I let out a harsh laugh. “So I should pursue Weston.” Really? He was pushing this again?
“Why not? That’s what you came here thinking you’d do, wasn’t it? I think it would be an excellent choice for both of you.”
I was almost too stunned for words. Thirty seconds ago he’d been ready to tear off my clothes, and now he was advocating a relationship with his business partner and friend.
Whatever his game was, it hadn’t changed since college. But mine had. Back then I’d let this hurt me. Now, I’d play along. “Fine. I’ll do that.”
He seemed slightly taken aback. “You will?”
“Sure. As soon as his marriage is over. Thanks for the suggestion.”
“Glad I could help.” He released the emergency button and the elevator started again.
The Jag was waiting on the street, but my worries about sharing a ride turned out to be unnecessary.

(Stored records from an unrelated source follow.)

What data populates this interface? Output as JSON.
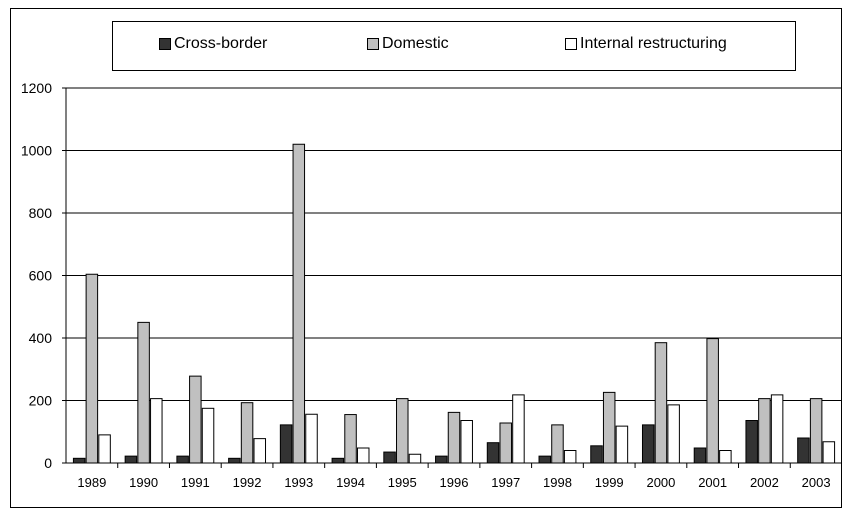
{
  "chart_data": {
    "type": "bar",
    "title": "",
    "xlabel": "",
    "ylabel": "",
    "ylim": [
      0,
      1200
    ],
    "yticks": [
      0,
      200,
      400,
      600,
      800,
      1000,
      1200
    ],
    "grid": true,
    "legend_position": "top",
    "categories": [
      "1989",
      "1990",
      "1991",
      "1992",
      "1993",
      "1994",
      "1995",
      "1996",
      "1997",
      "1998",
      "1999",
      "2000",
      "2001",
      "2002",
      "2003"
    ],
    "series": [
      {
        "name": "Cross-border",
        "color": "#333333",
        "values": [
          15,
          22,
          22,
          15,
          122,
          15,
          35,
          22,
          65,
          22,
          55,
          122,
          48,
          136,
          80
        ]
      },
      {
        "name": "Domestic",
        "color": "#c0c0c0",
        "values": [
          604,
          450,
          278,
          193,
          1020,
          155,
          206,
          162,
          128,
          122,
          226,
          385,
          398,
          206,
          206
        ]
      },
      {
        "name": "Internal restructuring",
        "color": "#ffffff",
        "values": [
          90,
          206,
          175,
          78,
          156,
          48,
          28,
          136,
          218,
          40,
          118,
          186,
          40,
          218,
          68
        ]
      }
    ]
  }
}
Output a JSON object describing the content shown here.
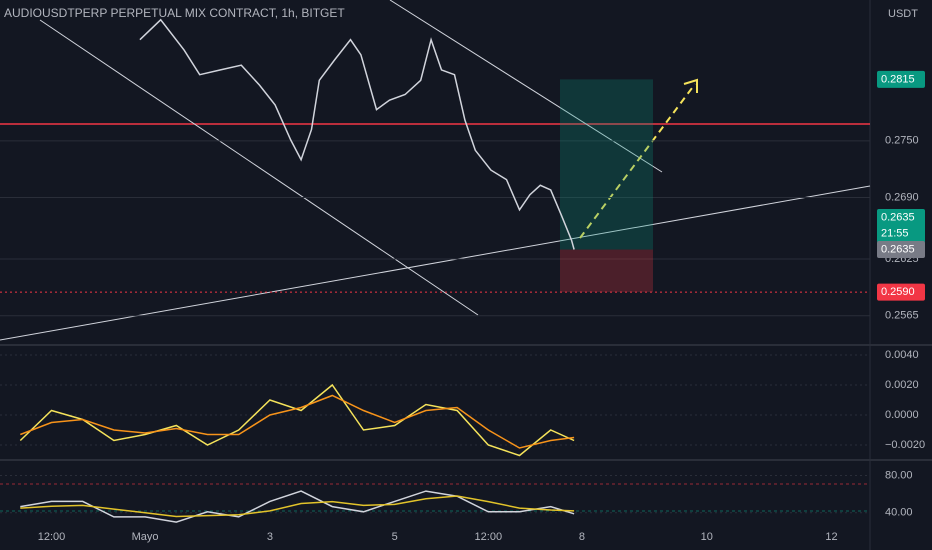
{
  "chart_data": [
    {
      "type": "line",
      "title": "AUDIOUSDTPERP PERPETUAL MIX CONTRACT, 1h, BITGET",
      "currency": "USDT",
      "x": [
        46,
        54,
        63,
        69,
        77,
        85,
        92,
        98,
        104,
        108,
        112,
        115,
        121,
        127,
        131,
        137,
        142,
        148,
        154,
        158,
        162,
        167,
        171,
        175,
        181,
        187,
        192,
        196,
        200,
        204,
        208,
        212,
        213
      ],
      "xlim": [
        -7.8,
        326.8
      ],
      "series": [
        {
          "color": "#d1d4dc",
          "values": [
            0.2857,
            0.2878,
            0.2846,
            0.282,
            0.2825,
            0.283,
            0.2809,
            0.2788,
            0.2751,
            0.273,
            0.2762,
            0.2814,
            0.2836,
            0.2857,
            0.2841,
            0.2783,
            0.2793,
            0.2799,
            0.2814,
            0.2857,
            0.2825,
            0.282,
            0.2772,
            0.274,
            0.2719,
            0.2709,
            0.2677,
            0.2693,
            0.2703,
            0.2698,
            0.2672,
            0.2645,
            0.2635
          ]
        }
      ],
      "ylim": [
        0.2534,
        0.2899
      ],
      "yticks": [
        0.2565,
        0.2625,
        {
          "value": 0.269,
          "label": "0.2690"
        },
        {
          "value": 0.275,
          "label": "0.2750"
        }
      ],
      "price_lines": [
        {
          "value": 0.2815,
          "label": "0.2815",
          "color": "#089981"
        },
        {
          "value": 0.2635,
          "label": "0.2635",
          "color": "#089981"
        },
        {
          "value": 0.2635,
          "label": "0.2635",
          "color": "#787b86"
        },
        {
          "value": 0.259,
          "label": "0.2590",
          "color": "#f23645"
        }
      ],
      "countdown": "21:55"
    },
    {
      "type": "line",
      "x": [
        0,
        12,
        24,
        36,
        48,
        60,
        72,
        84,
        96,
        108,
        120,
        132,
        144,
        156,
        168,
        180,
        192,
        204,
        213
      ],
      "xlim": [
        -7.8,
        326.8
      ],
      "series": [
        {
          "color": "#f5e35b",
          "values": [
            -0.0017,
            0.0003,
            -0.0003,
            -0.0017,
            -0.0013,
            -0.0007,
            -0.002,
            -0.001,
            0.001,
            0.0003,
            0.002,
            -0.001,
            -0.0007,
            0.0007,
            0.0003,
            -0.002,
            -0.0027,
            -0.001,
            -0.0017
          ]
        },
        {
          "color": "#f7931a",
          "values": [
            -0.0013,
            -0.0005,
            -0.0003,
            -0.001,
            -0.0012,
            -0.0009,
            -0.0013,
            -0.0013,
            0,
            0.0005,
            0.0013,
            0.0003,
            -0.0005,
            0.0003,
            0.0005,
            -0.001,
            -0.0022,
            -0.0017,
            -0.0015
          ]
        }
      ],
      "ylim": [
        -0.003,
        0.00467
      ],
      "yticks": [
        {
          "value": 0.004,
          "label": "0.0040"
        },
        {
          "value": 0.002,
          "label": "0.0020"
        },
        {
          "value": 0,
          "label": "0.0000"
        },
        {
          "value": -0.002,
          "label": "−0.0020"
        }
      ]
    },
    {
      "type": "line",
      "x": [
        0,
        12,
        24,
        36,
        48,
        60,
        72,
        84,
        96,
        108,
        120,
        132,
        144,
        156,
        168,
        180,
        192,
        204,
        213
      ],
      "xlim": [
        -7.8,
        326.8
      ],
      "xticks": [
        {
          "value": 12,
          "label": "12:00"
        },
        {
          "value": 48,
          "label": "Mayo"
        },
        {
          "value": 96,
          "label": "3"
        },
        {
          "value": 144,
          "label": "5"
        },
        {
          "value": 180,
          "label": "12:00"
        },
        {
          "value": 216,
          "label": "8"
        },
        {
          "value": 264,
          "label": "10"
        },
        {
          "value": 312,
          "label": "12"
        }
      ],
      "series": [
        {
          "color": "#d1d4dc",
          "values": [
            46.7,
            52.2,
            52.2,
            35.6,
            35.6,
            30,
            41.1,
            35.6,
            52.2,
            63.3,
            46.7,
            41.1,
            52.2,
            63.3,
            57.8,
            41.1,
            41.1,
            46.7,
            38.9
          ]
        },
        {
          "color": "#e2c32a",
          "values": [
            45,
            47,
            48,
            44,
            40,
            36,
            37,
            38,
            42,
            50,
            52,
            48,
            49,
            55,
            58,
            52,
            45,
            43,
            42
          ]
        }
      ],
      "ylim": [
        2.2,
        96.7
      ],
      "yticks": [
        {
          "value": 80,
          "label": "80.00"
        },
        {
          "value": 40,
          "label": "40.00"
        }
      ]
    }
  ]
}
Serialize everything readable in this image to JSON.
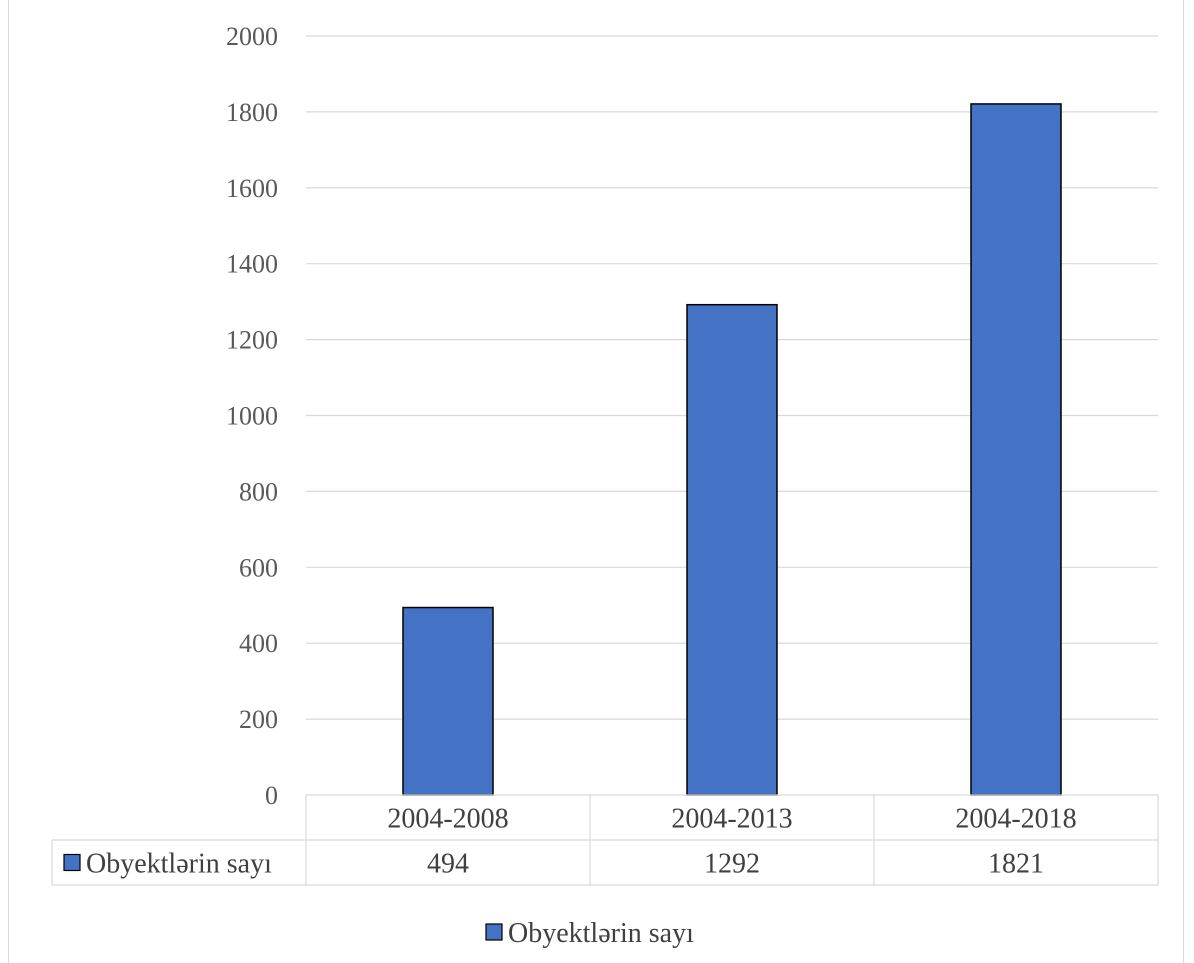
{
  "chart_data": {
    "type": "bar",
    "title": "",
    "categories": [
      "2004-2008",
      "2004-2013",
      "2004-2018"
    ],
    "series": [
      {
        "name": "Obyektlərin sayı",
        "values": [
          494,
          1292,
          1821
        ],
        "color": "#4472c4"
      }
    ],
    "ylim": [
      0,
      2000
    ],
    "yticks": [
      0,
      200,
      400,
      600,
      800,
      1000,
      1200,
      1400,
      1600,
      1800,
      2000
    ],
    "grid": true,
    "data_table": true,
    "legend": "bottom"
  }
}
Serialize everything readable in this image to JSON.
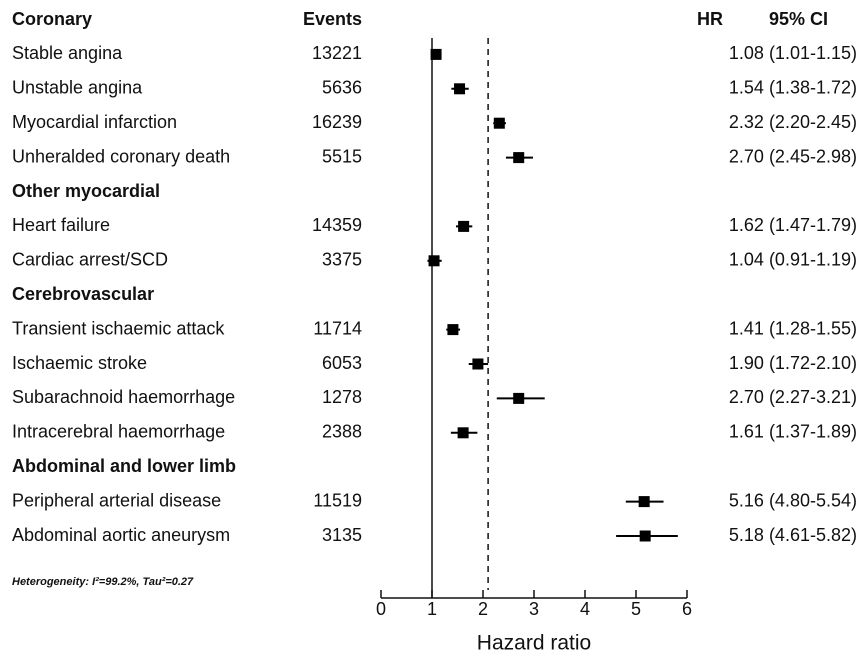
{
  "chart_data": {
    "type": "forest",
    "columns": {
      "events": "Events",
      "hr": "HR",
      "ci": "95% CI"
    },
    "groups": [
      {
        "name": "Coronary",
        "rows": [
          {
            "label": "Stable angina",
            "events": 13221,
            "hr": 1.08,
            "ci_low": 1.01,
            "ci_high": 1.15,
            "hr_label": "1.08 (1.01-1.15)"
          },
          {
            "label": "Unstable angina",
            "events": 5636,
            "hr": 1.54,
            "ci_low": 1.38,
            "ci_high": 1.72,
            "hr_label": "1.54 (1.38-1.72)"
          },
          {
            "label": "Myocardial infarction",
            "events": 16239,
            "hr": 2.32,
            "ci_low": 2.2,
            "ci_high": 2.45,
            "hr_label": "2.32 (2.20-2.45)"
          },
          {
            "label": "Unheralded coronary death",
            "events": 5515,
            "hr": 2.7,
            "ci_low": 2.45,
            "ci_high": 2.98,
            "hr_label": "2.70 (2.45-2.98)"
          }
        ]
      },
      {
        "name": "Other myocardial",
        "rows": [
          {
            "label": "Heart failure",
            "events": 14359,
            "hr": 1.62,
            "ci_low": 1.47,
            "ci_high": 1.79,
            "hr_label": "1.62 (1.47-1.79)"
          },
          {
            "label": "Cardiac arrest/SCD",
            "events": 3375,
            "hr": 1.04,
            "ci_low": 0.91,
            "ci_high": 1.19,
            "hr_label": "1.04 (0.91-1.19)"
          }
        ]
      },
      {
        "name": "Cerebrovascular",
        "rows": [
          {
            "label": "Transient ischaemic attack",
            "events": 11714,
            "hr": 1.41,
            "ci_low": 1.28,
            "ci_high": 1.55,
            "hr_label": "1.41 (1.28-1.55)"
          },
          {
            "label": "Ischaemic stroke",
            "events": 6053,
            "hr": 1.9,
            "ci_low": 1.72,
            "ci_high": 2.1,
            "hr_label": "1.90 (1.72-2.10)"
          },
          {
            "label": "Subarachnoid haemorrhage",
            "events": 1278,
            "hr": 2.7,
            "ci_low": 2.27,
            "ci_high": 3.21,
            "hr_label": "2.70 (2.27-3.21)"
          },
          {
            "label": "Intracerebral haemorrhage",
            "events": 2388,
            "hr": 1.61,
            "ci_low": 1.37,
            "ci_high": 1.89,
            "hr_label": "1.61 (1.37-1.89)"
          }
        ]
      },
      {
        "name": "Abdominal and lower limb",
        "rows": [
          {
            "label": "Peripheral arterial disease",
            "events": 11519,
            "hr": 5.16,
            "ci_low": 4.8,
            "ci_high": 5.54,
            "hr_label": "5.16 (4.80-5.54)"
          },
          {
            "label": "Abdominal aortic aneurysm",
            "events": 3135,
            "hr": 5.18,
            "ci_low": 4.61,
            "ci_high": 5.82,
            "hr_label": "5.18 (4.61-5.82)"
          }
        ]
      }
    ],
    "null_line": 1,
    "dashed_line": 2.1,
    "annotation": "Heterogeneity: I²=99.2%, Tau²=0.27",
    "x_label": "Hazard ratio",
    "xlim": [
      0,
      6
    ],
    "xticks": [
      0,
      1,
      2,
      3,
      4,
      5,
      6
    ],
    "color": "#000000"
  }
}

After holding it open for me so I could get in the back seat, Donovan shut the door and knocked on the hood of the car.
The driver pulled out into traffic, and when I swiveled to look behind us, Donovan was already gone from sight.
Fifteen
I pulled my hair nervously as Nate Sinclair studied the bulletin boards in the strategy room. Pinned to them were ideas and inspiration for a campaign we were getting ready to introduce for Phoenix Technology—a multinational tech company that was one of the foremost designers and developers of computer software and hardware. My staff had gathered the pertinent materials into a PowerPoint presentation for the meeting the following day, but the brainstorming boards were still up in case we needed to make any last minute changes. It was much easier to work on a team project in a tactile format, I’d found, so I’d kept this style when I’d joined the firm.
Still, it felt awkward having a superior looking at my work like this. Like it was naked and raw. Like I was naked and raw. I was grateful the main lights were off and only the spotlights were on. Maybe the darkness could hide my edginess.